The executive order Murphy signed in Hoboken, which suffered extensive flooding from Sandy, establishes a Climate and Flood Resilience Program in the state Department of Environmental Protection and an Interagency Council on Climate Resilience that will be comprised of 16 state agencies.

“It would be naïve of us to think that we won’t ever see one of Sandy’s siblings in New Jersey,” Murphy said. “The simple fact is that global climate change, especially the warming oceans that feed hurricanes, are making it all the more likely that Sandy wasn’t a 100-year event or even a once-in-a-lifetime event.”

The statewide resilience strategy is due to be completed by Sept. 1, 2020, and take into account at least eight measures, including long-term water and energy resource security, reducing the risk of wildfires in state forests and supporting sustainable economic development.

It will include a specific plan for coastal areas and be updated every two years.

“The truth is that climate change is not coming,” Murphy said. “It is already here.”

“New Jersey is ground zero for the negative impacts of climate change, and New Jersey cannot be content with anything less than being a national if not global leader in resilience and pushing back against the reality of climate change,” he said.

The event was held in Hoboken near a “resiliency park” created after Sandy – open space that can hold 450,000 gallons of rainwater after storms. Two have opened, and a third is being developed.

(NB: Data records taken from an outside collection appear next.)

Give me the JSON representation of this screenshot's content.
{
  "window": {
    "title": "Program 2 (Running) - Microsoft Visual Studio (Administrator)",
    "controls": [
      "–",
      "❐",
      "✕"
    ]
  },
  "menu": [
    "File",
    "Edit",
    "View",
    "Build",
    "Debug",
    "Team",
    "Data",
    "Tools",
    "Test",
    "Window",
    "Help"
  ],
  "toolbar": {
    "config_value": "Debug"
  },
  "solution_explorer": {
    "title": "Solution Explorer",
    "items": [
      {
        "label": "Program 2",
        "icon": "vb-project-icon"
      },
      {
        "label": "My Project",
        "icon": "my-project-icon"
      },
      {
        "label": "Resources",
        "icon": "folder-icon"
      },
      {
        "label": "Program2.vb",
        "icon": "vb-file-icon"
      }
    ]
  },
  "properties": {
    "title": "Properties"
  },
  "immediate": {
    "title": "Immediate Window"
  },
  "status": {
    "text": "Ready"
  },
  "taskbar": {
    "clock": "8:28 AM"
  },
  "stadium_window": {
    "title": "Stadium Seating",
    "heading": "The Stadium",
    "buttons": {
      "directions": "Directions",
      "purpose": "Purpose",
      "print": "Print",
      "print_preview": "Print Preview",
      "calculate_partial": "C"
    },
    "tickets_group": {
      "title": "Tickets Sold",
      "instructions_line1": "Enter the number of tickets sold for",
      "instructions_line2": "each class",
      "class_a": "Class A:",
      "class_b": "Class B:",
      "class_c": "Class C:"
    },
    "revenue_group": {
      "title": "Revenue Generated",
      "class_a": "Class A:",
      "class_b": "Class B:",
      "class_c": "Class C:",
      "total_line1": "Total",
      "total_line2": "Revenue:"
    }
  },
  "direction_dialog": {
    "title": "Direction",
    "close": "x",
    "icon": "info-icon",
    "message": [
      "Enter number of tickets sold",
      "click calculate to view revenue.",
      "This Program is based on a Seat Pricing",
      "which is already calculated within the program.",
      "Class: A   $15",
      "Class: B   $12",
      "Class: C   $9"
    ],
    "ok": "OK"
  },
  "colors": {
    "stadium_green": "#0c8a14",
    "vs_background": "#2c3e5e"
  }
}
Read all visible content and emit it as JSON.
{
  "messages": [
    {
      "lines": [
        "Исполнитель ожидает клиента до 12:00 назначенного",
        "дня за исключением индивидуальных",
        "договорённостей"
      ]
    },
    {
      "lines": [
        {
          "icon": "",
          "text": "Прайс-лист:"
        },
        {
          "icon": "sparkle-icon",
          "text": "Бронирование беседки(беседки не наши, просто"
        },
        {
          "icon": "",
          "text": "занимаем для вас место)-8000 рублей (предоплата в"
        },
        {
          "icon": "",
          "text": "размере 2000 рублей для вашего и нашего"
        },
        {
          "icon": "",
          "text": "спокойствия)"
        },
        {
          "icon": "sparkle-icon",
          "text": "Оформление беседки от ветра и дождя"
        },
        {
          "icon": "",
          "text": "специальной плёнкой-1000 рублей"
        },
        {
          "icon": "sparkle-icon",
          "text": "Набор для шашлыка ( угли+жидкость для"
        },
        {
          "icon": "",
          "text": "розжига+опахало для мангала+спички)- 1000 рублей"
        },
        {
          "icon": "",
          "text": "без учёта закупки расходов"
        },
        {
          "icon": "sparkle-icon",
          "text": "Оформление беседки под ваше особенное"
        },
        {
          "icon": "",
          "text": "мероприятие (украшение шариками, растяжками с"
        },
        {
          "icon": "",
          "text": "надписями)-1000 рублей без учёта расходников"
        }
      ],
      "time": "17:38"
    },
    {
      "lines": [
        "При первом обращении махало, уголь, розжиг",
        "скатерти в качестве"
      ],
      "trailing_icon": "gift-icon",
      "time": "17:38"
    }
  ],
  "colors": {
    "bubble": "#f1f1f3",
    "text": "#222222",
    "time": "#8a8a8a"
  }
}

“What Superstorm Sandy underscored was the undeniable fact that sea levels are rising and we must do something about it now because it could determine if cities like Hoboken will even exist in the future,” said Mayor Ravi Bhalla.

Environmental Protection Commissioner Catherine McCabe said the response to climate change must be accelerated.

“Responding to climate change is the single biggest environmental challenge that we face in our state, in our country and globally,” McCabe said.

Jeff Tittel, director of the New Jersey Sierra Club, said Murphy hasn’t shown “a sense of climate urgency.”

“This plan is long overdue. The transition team asked Murphy to do this day one given the climate urgency,” Tittel said.

Janet Tauro, New Jersey board chairwoman for Clean Water Action, said New Jersey needs to regulate greenhouse gas emissions and put a moratorium on projects connected to fossil fuels such as natural gas. She said planning at the Shore after Sandy has been “near to nonexistent.”

“What good is it to be 12 feet high if there’s no place to go because of flooded, dangerous roadways?” said Tauro, who lives in Brick. “We saw walls of water come at us, and I hope it never happens again, but if we do have another Sandy, we are in much worse shape here at the Shore than in 2012.”

Murphy’s executive order directs the State Planning Commission to incorporate climate change consideration as a mandatory requirement for the State Development and Redevelopment Plan to endorse local planning.

Peter Kasabach, executive director of New Jersey Future, said that’s an important step.

“New Jersey, one of the most flood-prone states, needs to start planning with tools such as a sea-level rise standard and a design storm in order to mitigate the economic consequences of climate change,” Kasabach said.